| |
| |
| |
Verwelkoming.
Van den heuvel hangen blauwe kruinen,
Zwaar, lijk wolken over wolken hangen.
Uit de blaren schudt een bloemenadem
Zonnedroppelen en vogelzangen.
Zie, de wei, hoe lachend! Riek, hoe geurig!
Voel, hoe zacht, hoe zuiver al die zoden!
Kom, mijn engel, kom: nog is dit dal een
Speeltapijt voor feeën en voor goden.
Kom, en deel met mij die levensweelde,
Waar de zielen ook in smart genieten;
Waar de weelden onuitputbaar borrelen,
Waar ze, wonder! blijven daar ze vlieten.

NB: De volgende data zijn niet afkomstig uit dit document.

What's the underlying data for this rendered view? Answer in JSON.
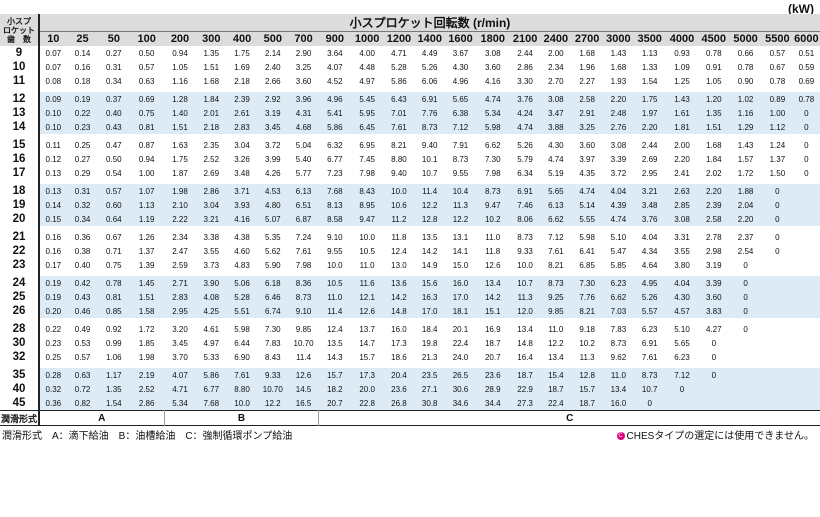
{
  "unit": "(kW)",
  "header": {
    "label_lines": [
      "小スプ",
      "ロケット",
      "歯　数"
    ],
    "title": "小スプロケット回転数 (r/min)",
    "speeds": [
      "10",
      "25",
      "50",
      "100",
      "200",
      "300",
      "400",
      "500",
      "700",
      "900",
      "1000",
      "1200",
      "1400",
      "1600",
      "1800",
      "2100",
      "2400",
      "2700",
      "3000",
      "3500",
      "4000",
      "4500",
      "5000",
      "5500",
      "6000"
    ]
  },
  "groups": [
    {
      "rows": [
        {
          "teeth": "9",
          "values": [
            "0.07",
            "0.14",
            "0.27",
            "0.50",
            "0.94",
            "1.35",
            "1.75",
            "2.14",
            "2.90",
            "3.64",
            "4.00",
            "4.71",
            "4.49",
            "3.67",
            "3.08",
            "2.44",
            "2.00",
            "1.68",
            "1.43",
            "1.13",
            "0.93",
            "0.78",
            "0.66",
            "0.57",
            "0.51"
          ]
        },
        {
          "teeth": "10",
          "values": [
            "0.07",
            "0.16",
            "0.31",
            "0.57",
            "1.05",
            "1.51",
            "1.69",
            "2.40",
            "3.25",
            "4.07",
            "4.48",
            "5.28",
            "5.26",
            "4.30",
            "3.60",
            "2.86",
            "2.34",
            "1.96",
            "1.68",
            "1.33",
            "1.09",
            "0.91",
            "0.78",
            "0.67",
            "0.59"
          ]
        },
        {
          "teeth": "11",
          "values": [
            "0.08",
            "0.18",
            "0.34",
            "0.63",
            "1.16",
            "1.68",
            "2.18",
            "2.66",
            "3.60",
            "4.52",
            "4.97",
            "5.86",
            "6.06",
            "4.96",
            "4.16",
            "3.30",
            "2.70",
            "2.27",
            "1.93",
            "1.54",
            "1.25",
            "1.05",
            "0.90",
            "0.78",
            "0.69"
          ]
        }
      ]
    },
    {
      "rows": [
        {
          "teeth": "12",
          "values": [
            "0.09",
            "0.19",
            "0.37",
            "0.69",
            "1.28",
            "1.84",
            "2.39",
            "2.92",
            "3.96",
            "4.96",
            "5.45",
            "6.43",
            "6.91",
            "5.65",
            "4.74",
            "3.76",
            "3.08",
            "2.58",
            "2.20",
            "1.75",
            "1.43",
            "1.20",
            "1.02",
            "0.89",
            "0.78"
          ]
        },
        {
          "teeth": "13",
          "values": [
            "0.10",
            "0.22",
            "0.40",
            "0.75",
            "1.40",
            "2.01",
            "2.61",
            "3.19",
            "4.31",
            "5.41",
            "5.95",
            "7.01",
            "7.76",
            "6.38",
            "5.34",
            "4.24",
            "3.47",
            "2.91",
            "2.48",
            "1.97",
            "1.61",
            "1.35",
            "1.16",
            "1.00",
            "0"
          ]
        },
        {
          "teeth": "14",
          "values": [
            "0.10",
            "0.23",
            "0.43",
            "0.81",
            "1.51",
            "2.18",
            "2.83",
            "3.45",
            "4.68",
            "5.86",
            "6.45",
            "7.61",
            "8.73",
            "7.12",
            "5.98",
            "4.74",
            "3.88",
            "3.25",
            "2.76",
            "2.20",
            "1.81",
            "1.51",
            "1.29",
            "1.12",
            "0"
          ]
        }
      ]
    },
    {
      "rows": [
        {
          "teeth": "15",
          "values": [
            "0.11",
            "0.25",
            "0.47",
            "0.87",
            "1.63",
            "2.35",
            "3.04",
            "3.72",
            "5.04",
            "6.32",
            "6.95",
            "8.21",
            "9.40",
            "7.91",
            "6.62",
            "5.26",
            "4.30",
            "3.60",
            "3.08",
            "2.44",
            "2.00",
            "1.68",
            "1.43",
            "1.24",
            "0"
          ]
        },
        {
          "teeth": "16",
          "values": [
            "0.12",
            "0.27",
            "0.50",
            "0.94",
            "1.75",
            "2.52",
            "3.26",
            "3.99",
            "5.40",
            "6.77",
            "7.45",
            "8.80",
            "10.1",
            "8.73",
            "7.30",
            "5.79",
            "4.74",
            "3.97",
            "3.39",
            "2.69",
            "2.20",
            "1.84",
            "1.57",
            "1.37",
            "0"
          ]
        },
        {
          "teeth": "17",
          "values": [
            "0.13",
            "0.29",
            "0.54",
            "1.00",
            "1.87",
            "2.69",
            "3.48",
            "4.26",
            "5.77",
            "7.23",
            "7.98",
            "9.40",
            "10.7",
            "9.55",
            "7.98",
            "6.34",
            "5.19",
            "4.35",
            "3.72",
            "2.95",
            "2.41",
            "2.02",
            "1.72",
            "1.50",
            "0"
          ]
        }
      ]
    },
    {
      "rows": [
        {
          "teeth": "18",
          "values": [
            "0.13",
            "0.31",
            "0.57",
            "1.07",
            "1.98",
            "2.86",
            "3.71",
            "4.53",
            "6.13",
            "7.68",
            "8.43",
            "10.0",
            "11.4",
            "10.4",
            "8.73",
            "6.91",
            "5.65",
            "4.74",
            "4.04",
            "3.21",
            "2.63",
            "2.20",
            "1.88",
            "0",
            ""
          ]
        },
        {
          "teeth": "19",
          "values": [
            "0.14",
            "0.32",
            "0.60",
            "1.13",
            "2.10",
            "3.04",
            "3.93",
            "4.80",
            "6.51",
            "8.13",
            "8.95",
            "10.6",
            "12.2",
            "11.3",
            "9.47",
            "7.46",
            "6.13",
            "5.14",
            "4.39",
            "3.48",
            "2.85",
            "2.39",
            "2.04",
            "0",
            ""
          ]
        },
        {
          "teeth": "20",
          "values": [
            "0.15",
            "0.34",
            "0.64",
            "1.19",
            "2.22",
            "3.21",
            "4.16",
            "5.07",
            "6.87",
            "8.58",
            "9.47",
            "11.2",
            "12.8",
            "12.2",
            "10.2",
            "8.06",
            "6.62",
            "5.55",
            "4.74",
            "3.76",
            "3.08",
            "2.58",
            "2.20",
            "0",
            ""
          ]
        }
      ]
    },
    {
      "rows": [
        {
          "teeth": "21",
          "values": [
            "0.16",
            "0.36",
            "0.67",
            "1.26",
            "2.34",
            "3.38",
            "4.38",
            "5.35",
            "7.24",
            "9.10",
            "10.0",
            "11.8",
            "13.5",
            "13.1",
            "11.0",
            "8.73",
            "7.12",
            "5.98",
            "5.10",
            "4.04",
            "3.31",
            "2.78",
            "2.37",
            "0",
            ""
          ]
        },
        {
          "teeth": "22",
          "values": [
            "0.16",
            "0.38",
            "0.71",
            "1.37",
            "2.47",
            "3.55",
            "4.60",
            "5.62",
            "7.61",
            "9.55",
            "10.5",
            "12.4",
            "14.2",
            "14.1",
            "11.8",
            "9.33",
            "7.61",
            "6.41",
            "5.47",
            "4.34",
            "3.55",
            "2.98",
            "2.54",
            "0",
            ""
          ]
        },
        {
          "teeth": "23",
          "values": [
            "0.17",
            "0.40",
            "0.75",
            "1.39",
            "2.59",
            "3.73",
            "4.83",
            "5.90",
            "7.98",
            "10.0",
            "11.0",
            "13.0",
            "14.9",
            "15.0",
            "12.6",
            "10.0",
            "8.21",
            "6.85",
            "5.85",
            "4.64",
            "3.80",
            "3.19",
            "0",
            "",
            ""
          ]
        }
      ]
    },
    {
      "rows": [
        {
          "teeth": "24",
          "values": [
            "0.19",
            "0.42",
            "0.78",
            "1.45",
            "2.71",
            "3.90",
            "5.06",
            "6.18",
            "8.36",
            "10.5",
            "11.6",
            "13.6",
            "15.6",
            "16.0",
            "13.4",
            "10.7",
            "8.73",
            "7.30",
            "6.23",
            "4.95",
            "4.04",
            "3.39",
            "0",
            "",
            ""
          ]
        },
        {
          "teeth": "25",
          "values": [
            "0.19",
            "0.43",
            "0.81",
            "1.51",
            "2.83",
            "4.08",
            "5.28",
            "6.46",
            "8.73",
            "11.0",
            "12.1",
            "14.2",
            "16.3",
            "17.0",
            "14.2",
            "11.3",
            "9.25",
            "7.76",
            "6.62",
            "5.26",
            "4.30",
            "3.60",
            "0",
            "",
            ""
          ]
        },
        {
          "teeth": "26",
          "values": [
            "0.20",
            "0.46",
            "0.85",
            "1.58",
            "2.95",
            "4.25",
            "5.51",
            "6.74",
            "9.10",
            "11.4",
            "12.6",
            "14.8",
            "17.0",
            "18.1",
            "15.1",
            "12.0",
            "9.85",
            "8.21",
            "7.03",
            "5.57",
            "4.57",
            "3.83",
            "0",
            "",
            ""
          ]
        }
      ]
    },
    {
      "rows": [
        {
          "teeth": "28",
          "values": [
            "0.22",
            "0.49",
            "0.92",
            "1.72",
            "3.20",
            "4.61",
            "5.98",
            "7.30",
            "9.85",
            "12.4",
            "13.7",
            "16.0",
            "18.4",
            "20.1",
            "16.9",
            "13.4",
            "11.0",
            "9.18",
            "7.83",
            "6.23",
            "5.10",
            "4.27",
            "0",
            "",
            ""
          ]
        },
        {
          "teeth": "30",
          "values": [
            "0.23",
            "0.53",
            "0.99",
            "1.85",
            "3.45",
            "4.97",
            "6.44",
            "7.83",
            "10.70",
            "13.5",
            "14.7",
            "17.3",
            "19.8",
            "22.4",
            "18.7",
            "14.8",
            "12.2",
            "10.2",
            "8.73",
            "6.91",
            "5.65",
            "0",
            "",
            "",
            ""
          ]
        },
        {
          "teeth": "32",
          "values": [
            "0.25",
            "0.57",
            "1.06",
            "1.98",
            "3.70",
            "5.33",
            "6.90",
            "8.43",
            "11.4",
            "14.3",
            "15.7",
            "18.6",
            "21.3",
            "24.0",
            "20.7",
            "16.4",
            "13.4",
            "11.3",
            "9.62",
            "7.61",
            "6.23",
            "0",
            "",
            "",
            ""
          ]
        }
      ]
    },
    {
      "rows": [
        {
          "teeth": "35",
          "values": [
            "0.28",
            "0.63",
            "1.17",
            "2.19",
            "4.07",
            "5.86",
            "7.61",
            "9.33",
            "12.6",
            "15.7",
            "17.3",
            "20.4",
            "23.5",
            "26.5",
            "23.6",
            "18.7",
            "15.4",
            "12.8",
            "11.0",
            "8.73",
            "7.12",
            "0",
            "",
            "",
            ""
          ]
        },
        {
          "teeth": "40",
          "values": [
            "0.32",
            "0.72",
            "1.35",
            "2.52",
            "4.71",
            "6.77",
            "8.80",
            "10.70",
            "14.5",
            "18.2",
            "20.0",
            "23.6",
            "27.1",
            "30.6",
            "28.9",
            "22.9",
            "18.7",
            "15.7",
            "13.4",
            "10.7",
            "0",
            "",
            "",
            "",
            ""
          ]
        },
        {
          "teeth": "45",
          "values": [
            "0.36",
            "0.82",
            "1.54",
            "2.86",
            "5.34",
            "7.68",
            "10.0",
            "12.2",
            "16.5",
            "20.7",
            "22.8",
            "26.8",
            "30.8",
            "34.6",
            "34.4",
            "27.3",
            "22.4",
            "18.7",
            "16.0",
            "0",
            "",
            "",
            "",
            "",
            ""
          ]
        }
      ]
    }
  ],
  "lubrication": {
    "label": "潤滑形式",
    "a": "A",
    "b": "B",
    "c": "C"
  },
  "legend": {
    "text": "潤滑形式　A：滴下給油　B：油槽給油　C：強制循環ポンプ給油",
    "note_mark": "C",
    "note": "CHESタイプの選定には使用できません。"
  }
}
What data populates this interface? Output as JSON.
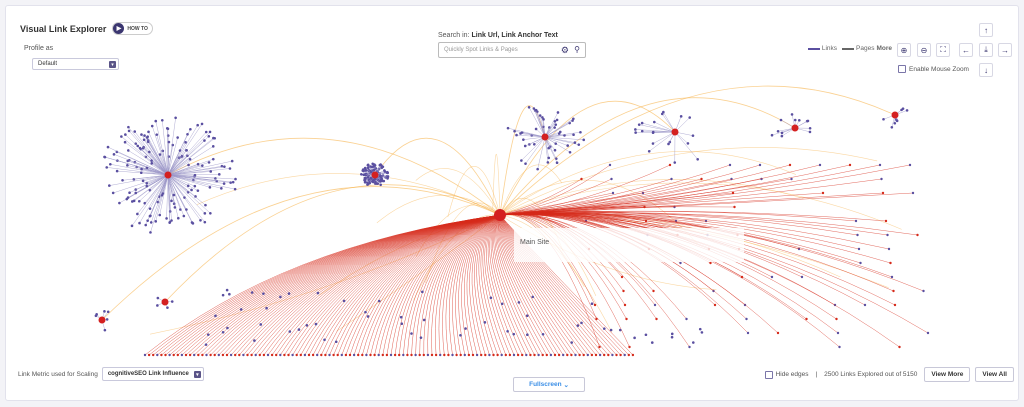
{
  "header": {
    "title": "Visual Link Explorer",
    "howto_label": "HOW TO"
  },
  "profile": {
    "label": "Profile as",
    "value": "Default"
  },
  "search": {
    "label_prefix": "Search in:",
    "label_fields": "Link Url, Link Anchor Text",
    "placeholder": "Quickly Spot Links & Pages"
  },
  "legend": {
    "links": "Links",
    "pages": "Pages",
    "more": "More"
  },
  "controls": {
    "enable_mouse_zoom": "Enable Mouse Zoom"
  },
  "graph": {
    "main_label": "Main Site",
    "colors": {
      "node": "#5a4fa0",
      "hub": "#d42020",
      "link": "#d52a1a",
      "arc": "#f7b24a",
      "edge": "#9c97c8"
    }
  },
  "footer": {
    "metric_label": "Link Metric used for Scaling",
    "metric_value": "cognitiveSEO Link Influence",
    "fullscreen": "Fullscreen",
    "hide_edges": "Hide edges",
    "separator": "|",
    "explored": "2500 Links Explored out of 5150",
    "view_more": "View More",
    "view_all": "View All"
  }
}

Kom, en zonder aarz'len, zonder argwaan,
Arm om arm, en ziel om ziel omstrengeld,
Stappen wij vereenigd naar de toekomst,
Door een dubb'le menschlijkheid verengeld.
| |
| |
Buig u spieglend over 't klare water...
Hoe die bruidskroon bloemig u omloovert!
Hoe die glimlach, zuiver weergegeven,
Nieuwe glanzen om uw wezen toovert.
O mijn Vrouw, gij eenige volmaakte,
In uw schoonheid éénig, in uw deugden,
Toen de Godheid u op aarde stelde,
Juichte ze in haar hoogste scheppingsvreugden.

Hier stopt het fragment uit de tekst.